Following in the wake of the articles developed to shed light on incident response in our group, it seems clear that the actions required to deploy ransomware with the maximum impact desired by the attacker require different phases and different states of compromise.
These phases start with an initial compromise of some asset of the organisation, which the adversary skilfully exploits to gain power over the infrastructure and eventually deploy the final artefact that is responsible for encrypting and leaving the ransom notes.
Usually, the mission of a “Threat Hunter” is to focus on locating these previous phases that the adversaries carry out (and the earlier this phase is detected, the better) to be able to solve and/or mitigate the incident produced with no or very minimised impact with respect to what a ransomware incident is.
So how can threat hunting add value when the incident is already complete?
A Threat Hunter is an analyst specialised in investigating various sources of information from the organisation’s infrastructure to extract threat data.

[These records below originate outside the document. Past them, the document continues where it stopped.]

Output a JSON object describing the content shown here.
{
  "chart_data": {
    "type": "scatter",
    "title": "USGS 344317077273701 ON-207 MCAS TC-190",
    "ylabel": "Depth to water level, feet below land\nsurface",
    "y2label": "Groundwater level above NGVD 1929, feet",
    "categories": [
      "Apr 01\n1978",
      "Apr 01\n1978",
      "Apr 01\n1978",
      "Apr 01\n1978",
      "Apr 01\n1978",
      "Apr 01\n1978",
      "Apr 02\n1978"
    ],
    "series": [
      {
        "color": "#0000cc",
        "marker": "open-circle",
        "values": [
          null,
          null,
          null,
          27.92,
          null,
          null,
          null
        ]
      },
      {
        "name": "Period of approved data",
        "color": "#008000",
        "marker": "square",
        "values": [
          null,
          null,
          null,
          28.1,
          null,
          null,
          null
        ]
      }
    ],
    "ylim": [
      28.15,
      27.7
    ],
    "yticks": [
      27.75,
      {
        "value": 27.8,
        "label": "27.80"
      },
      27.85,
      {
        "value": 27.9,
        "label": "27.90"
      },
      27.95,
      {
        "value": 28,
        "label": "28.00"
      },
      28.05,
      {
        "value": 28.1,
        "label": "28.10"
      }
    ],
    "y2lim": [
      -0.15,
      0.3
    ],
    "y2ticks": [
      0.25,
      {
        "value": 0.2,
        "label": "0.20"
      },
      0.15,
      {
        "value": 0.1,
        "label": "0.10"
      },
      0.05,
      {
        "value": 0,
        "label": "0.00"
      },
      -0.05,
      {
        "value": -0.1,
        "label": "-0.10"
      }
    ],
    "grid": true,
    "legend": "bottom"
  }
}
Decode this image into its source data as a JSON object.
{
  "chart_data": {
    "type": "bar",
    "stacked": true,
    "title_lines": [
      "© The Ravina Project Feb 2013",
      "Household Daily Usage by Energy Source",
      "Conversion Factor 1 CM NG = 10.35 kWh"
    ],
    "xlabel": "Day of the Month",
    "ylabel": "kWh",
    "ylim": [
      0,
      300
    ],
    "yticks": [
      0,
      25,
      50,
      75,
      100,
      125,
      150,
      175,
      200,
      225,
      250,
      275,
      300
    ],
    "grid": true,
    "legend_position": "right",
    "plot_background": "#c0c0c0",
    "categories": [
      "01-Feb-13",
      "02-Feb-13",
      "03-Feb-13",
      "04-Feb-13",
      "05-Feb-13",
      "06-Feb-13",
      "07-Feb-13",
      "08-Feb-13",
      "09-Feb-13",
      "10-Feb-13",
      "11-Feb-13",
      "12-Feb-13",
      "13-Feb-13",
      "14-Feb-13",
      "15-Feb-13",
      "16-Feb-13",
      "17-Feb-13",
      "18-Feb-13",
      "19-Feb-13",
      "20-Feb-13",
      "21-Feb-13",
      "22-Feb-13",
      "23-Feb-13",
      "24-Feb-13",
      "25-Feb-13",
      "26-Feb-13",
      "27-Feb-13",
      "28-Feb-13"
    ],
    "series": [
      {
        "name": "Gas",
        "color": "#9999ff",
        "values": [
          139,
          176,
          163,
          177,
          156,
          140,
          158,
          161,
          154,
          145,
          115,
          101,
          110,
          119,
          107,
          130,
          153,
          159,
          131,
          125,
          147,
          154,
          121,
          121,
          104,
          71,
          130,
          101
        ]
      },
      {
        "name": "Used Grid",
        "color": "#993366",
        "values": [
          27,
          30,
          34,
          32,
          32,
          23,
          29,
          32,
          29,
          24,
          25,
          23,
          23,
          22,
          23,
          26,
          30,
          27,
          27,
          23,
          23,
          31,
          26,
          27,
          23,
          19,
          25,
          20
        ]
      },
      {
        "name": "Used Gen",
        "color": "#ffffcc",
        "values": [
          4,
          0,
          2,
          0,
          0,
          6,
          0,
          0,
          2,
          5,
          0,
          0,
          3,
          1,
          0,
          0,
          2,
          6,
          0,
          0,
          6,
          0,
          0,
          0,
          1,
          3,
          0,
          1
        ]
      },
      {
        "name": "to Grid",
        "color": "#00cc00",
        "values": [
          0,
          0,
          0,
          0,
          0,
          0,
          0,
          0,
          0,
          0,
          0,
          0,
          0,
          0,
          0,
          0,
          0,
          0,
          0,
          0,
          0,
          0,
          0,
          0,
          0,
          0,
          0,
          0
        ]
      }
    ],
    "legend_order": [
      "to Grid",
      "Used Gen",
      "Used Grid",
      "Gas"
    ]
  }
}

These threats are detected in the different anomalies caused by an adversary in the normal operation of the different assets. These anomalies are known and detected by the “Threat Hunter” in the information provided by tools such as EDR, XDR, SIEM, UEBA, etc., which provide the necessary context to differentiate between what is normal operation and what is not.
If this same process is adapted to incident response, the result is a flow of information that is fed back by the sharing of findings between the different roles. What a forensic officer finds can be investigated by the Threat Hunter to see in the EDR or SIEM how it got to that machine, from where and on how many other machines it has been seen. In turn, giving the forensic scientist new information (feedback) on the course of the incident, allowing the different lines of investigation to be accelerated (and containment to be better adjusted, in many cases).
Following these investigations with the data obtained by the Cyberintelligence team (as we saw in the previous post), the Threat Hunter will return to the rest of the team the different findings that will help this part of the team to advance quickly in the classification of the adversary. This allows them to know crucial data such as whether there is a site where data leaked by the attackers will be published or what other tools they may have used in the specific scenario, as they will have been seen in other incidents carried out by this same group.
But it does not only allow the incident response team to move faster in their respective tasks. The fact that they are actively investigating the behaviour of the machines in the organisation and with the different indicators of compromise (IOCs) available, allows the organisation to quickly bring up services that can be confirmed to be unaffected and the safe start-up of those affected by blocking the malicious artefacts already identified through EDR.
Acting from EDR for all assets
As mentioned above, the incident response is largely “EDR-centric”. The actions that the Threat Hunter performs on this platform are diverse:
- Evidence retrieval. Thanks to an EDR, it is possible to connect to the machines of interest and retrieve information directly from them, making it possible to obtain artefacts without the need to use the time of other technical groups in the organisation (given the situation, they usually have a much higher workload than normal).
- Event investigation. An EDR also provides telemetry on the machines on which the corresponding agent is running. This telemetry makes it possible to investigate artefact executions, understand the creation of artefacts, remove malicious files, trace connections created by each executed process and, among other things, detect the persistence of different software elements or malware. All this provides a very complete context of operation in which attack patterns can be studied in an optimal way.
- Asset isolation. As telemetry is investigated, it is possible to isolate those assets within the network that present malicious or clearly suspicious behaviours; at the same time, allowing the normal operation of those elements that have not been affected.
- Blocking of IOCs and creation of rules. Two of the most interesting results of the research are the Indicators of Compromise (IOCs) and the rules for the behaviour of the adversary in the incident. Both elements can be easily configured in the platform for automatic blocking and warning. So that if the adversary had left a logical bomb or maintained access with some persistence that relaunched the attack, it would be automatically blocked by the EDR as this configuration has previously been done.
Handing the baton back to the organisation
During the incident response, the team will ensure that the adversary has been successfully ejected and the incident has been resolved at all levels.
In that purpose, the Threat Hunter will be responsible for monitoring that the information produced by the EDR system “shows calm” and that no new activity related to the incident is present on any machine in the infrastructure.
To this end, any anomalous behaviour will be monitored and the different necessary alerts will be configured in the event that the incident is reproduced or that any machine may have activity (in order to automatically isolate that activity and continue with the recovery).
After a reasonable time in which it will be verified that there is no new relevant activity (normally one month since the incident), the Threat Hunter’s work will be terminated, returning the control to the client organisation or group of assigned EDR services.